International Law Versus Army Recruiters

International Law Versus Army Recruiters

MEDIA ADVISORY, June 23 /Christian Newswire/ — A U.S. District Court in Oakland last week struck down regulations in two California cities pitting international law against U.S. military policy. Judge Saundra Armstrong announced Thursday that based on briefs and other documents submitted to the court, the measures violate the Constitution in four ways, including subjecting federal government actions to local control and discriminating by prohibiting from federal agents actions „permitted for private persons.“

„No matter the outcome, we are going to appeal to the 9th Circuit and possibly the Supreme Court,“ said Arcata counsel Brad Yamauchi.

At the heart of the case were local ordinances from Eureka and Arcata, two northern California cities that would prohibit U.S. armed services recruiters from initiating contact with minors under the age of 18 anywhere within city limits.
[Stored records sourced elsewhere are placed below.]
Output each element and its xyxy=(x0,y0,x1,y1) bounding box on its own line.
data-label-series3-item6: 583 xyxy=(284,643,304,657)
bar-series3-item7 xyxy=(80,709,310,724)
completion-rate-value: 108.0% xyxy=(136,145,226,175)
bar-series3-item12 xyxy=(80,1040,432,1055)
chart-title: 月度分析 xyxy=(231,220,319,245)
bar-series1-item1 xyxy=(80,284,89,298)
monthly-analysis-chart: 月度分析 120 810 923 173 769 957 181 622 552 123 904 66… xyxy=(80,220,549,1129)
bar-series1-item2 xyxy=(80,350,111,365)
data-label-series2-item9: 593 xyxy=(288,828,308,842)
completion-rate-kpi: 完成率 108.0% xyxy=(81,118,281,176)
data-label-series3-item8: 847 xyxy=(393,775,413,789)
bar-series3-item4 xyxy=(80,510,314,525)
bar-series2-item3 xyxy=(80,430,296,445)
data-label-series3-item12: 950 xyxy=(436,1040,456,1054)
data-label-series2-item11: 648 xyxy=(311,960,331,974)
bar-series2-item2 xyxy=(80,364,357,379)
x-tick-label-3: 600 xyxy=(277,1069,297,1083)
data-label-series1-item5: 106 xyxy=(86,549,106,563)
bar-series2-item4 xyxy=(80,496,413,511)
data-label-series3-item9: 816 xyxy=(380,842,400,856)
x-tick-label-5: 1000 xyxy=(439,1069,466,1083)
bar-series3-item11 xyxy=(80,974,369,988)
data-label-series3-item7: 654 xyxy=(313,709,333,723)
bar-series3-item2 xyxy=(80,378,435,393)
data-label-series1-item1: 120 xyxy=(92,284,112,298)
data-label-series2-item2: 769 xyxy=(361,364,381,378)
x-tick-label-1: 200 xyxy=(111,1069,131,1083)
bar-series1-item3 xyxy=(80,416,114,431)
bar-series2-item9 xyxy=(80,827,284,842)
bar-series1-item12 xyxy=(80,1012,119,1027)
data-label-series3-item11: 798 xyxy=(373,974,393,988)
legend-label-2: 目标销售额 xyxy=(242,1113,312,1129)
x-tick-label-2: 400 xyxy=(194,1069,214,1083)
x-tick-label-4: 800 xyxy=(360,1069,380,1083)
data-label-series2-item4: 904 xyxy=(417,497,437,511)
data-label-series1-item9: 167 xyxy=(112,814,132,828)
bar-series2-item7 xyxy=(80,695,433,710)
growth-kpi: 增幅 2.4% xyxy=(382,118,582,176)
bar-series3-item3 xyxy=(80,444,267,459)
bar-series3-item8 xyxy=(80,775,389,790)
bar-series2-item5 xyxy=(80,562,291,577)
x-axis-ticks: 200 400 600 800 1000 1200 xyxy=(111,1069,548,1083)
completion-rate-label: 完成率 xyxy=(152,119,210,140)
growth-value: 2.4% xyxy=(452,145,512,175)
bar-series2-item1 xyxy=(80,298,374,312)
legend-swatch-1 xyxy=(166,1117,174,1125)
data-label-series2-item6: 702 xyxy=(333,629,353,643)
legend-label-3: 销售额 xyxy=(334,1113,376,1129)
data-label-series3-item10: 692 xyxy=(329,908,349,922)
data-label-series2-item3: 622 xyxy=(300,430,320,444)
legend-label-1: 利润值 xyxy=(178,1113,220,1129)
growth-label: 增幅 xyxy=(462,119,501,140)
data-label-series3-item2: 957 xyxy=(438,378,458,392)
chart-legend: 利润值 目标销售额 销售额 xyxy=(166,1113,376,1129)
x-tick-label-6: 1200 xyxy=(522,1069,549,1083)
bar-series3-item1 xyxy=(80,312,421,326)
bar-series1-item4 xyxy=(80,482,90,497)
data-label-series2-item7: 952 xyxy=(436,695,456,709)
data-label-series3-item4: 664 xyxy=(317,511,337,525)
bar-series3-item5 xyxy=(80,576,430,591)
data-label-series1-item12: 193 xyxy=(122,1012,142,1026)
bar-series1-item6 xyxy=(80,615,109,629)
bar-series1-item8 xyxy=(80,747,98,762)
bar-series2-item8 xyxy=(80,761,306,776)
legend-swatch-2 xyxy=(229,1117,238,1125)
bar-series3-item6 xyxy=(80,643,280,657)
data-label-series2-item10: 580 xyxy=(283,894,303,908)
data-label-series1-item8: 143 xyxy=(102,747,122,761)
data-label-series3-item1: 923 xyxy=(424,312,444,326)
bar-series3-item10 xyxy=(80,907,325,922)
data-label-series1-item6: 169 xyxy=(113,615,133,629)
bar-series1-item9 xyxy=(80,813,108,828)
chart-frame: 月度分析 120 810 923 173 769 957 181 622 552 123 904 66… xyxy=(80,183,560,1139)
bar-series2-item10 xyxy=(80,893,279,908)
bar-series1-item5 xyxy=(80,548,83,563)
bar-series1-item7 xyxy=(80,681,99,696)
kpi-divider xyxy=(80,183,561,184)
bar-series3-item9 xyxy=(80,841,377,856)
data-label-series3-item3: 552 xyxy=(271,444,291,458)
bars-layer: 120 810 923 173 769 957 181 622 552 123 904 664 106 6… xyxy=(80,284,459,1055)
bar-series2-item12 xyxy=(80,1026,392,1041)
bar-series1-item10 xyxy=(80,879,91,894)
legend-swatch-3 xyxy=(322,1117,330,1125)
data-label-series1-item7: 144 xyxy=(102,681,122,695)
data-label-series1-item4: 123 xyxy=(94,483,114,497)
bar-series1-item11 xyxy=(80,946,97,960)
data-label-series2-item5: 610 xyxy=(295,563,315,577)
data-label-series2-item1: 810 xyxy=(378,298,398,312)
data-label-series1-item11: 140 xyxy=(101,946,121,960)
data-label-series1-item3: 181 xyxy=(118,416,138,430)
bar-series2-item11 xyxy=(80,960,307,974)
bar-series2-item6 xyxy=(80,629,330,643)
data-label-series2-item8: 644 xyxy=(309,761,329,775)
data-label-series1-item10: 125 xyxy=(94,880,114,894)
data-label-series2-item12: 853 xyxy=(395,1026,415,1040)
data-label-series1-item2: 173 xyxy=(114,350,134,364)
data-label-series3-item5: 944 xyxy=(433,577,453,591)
The U.S. Department of Justice first filed suit against the towns, claiming that these Youth Protection Acts fail under Article VI of the Constitution, which makes federal law supreme over contradictory state or local legislation.

In response, the cities filed countersuits claiming that current military policy violates the Convention on the Rights of the Child’s Optional Protocol on Children in Armed Conflict, which the U.S. ratified in 2002. (This is a separate but related treaty to the UN Convention on the Rights of the Child (CRC); the U.S. has not ratified the main CRC.)

„When the government enters into an international treaty or protocol, that becomes the law of the United States,“ said Yamauchi, also citing Article VI.

The cities claim that the U.S. military is in violation of the Protocol’s prohibition on the recruiting of children for military service. Current federal law allows representatives of the armed services to educate high school and college students on military career options, alongside other educational and vocational recruiters at job fairs and the like. To actually enlist, however, one must be 18, or close to 18 with parental consent. This countersuit constitutes the first time since the 2002 ratification of the protocol that the federal government’s compliance with the treaty has been legally questioned.

That this case arose at all is evidence of the threat that international law presents to our American way of life. Armstrong’s decision is not likely to be the end, nor is it safe to guess how the 9th Circuit might rule if the case is appealed.

Should the full CRC be ratified, not only federal law, but even state, local and individual family decisions will come under the authority of the United Nations when children are involved. The Parental Rights Amendment proposed by Rep. Pete Hoekstra (MI), Sen. Jim DeMint (SC) and 95 additional Congressmen is the only guaranteed method to permanently stop international law from interfering with family and state laws.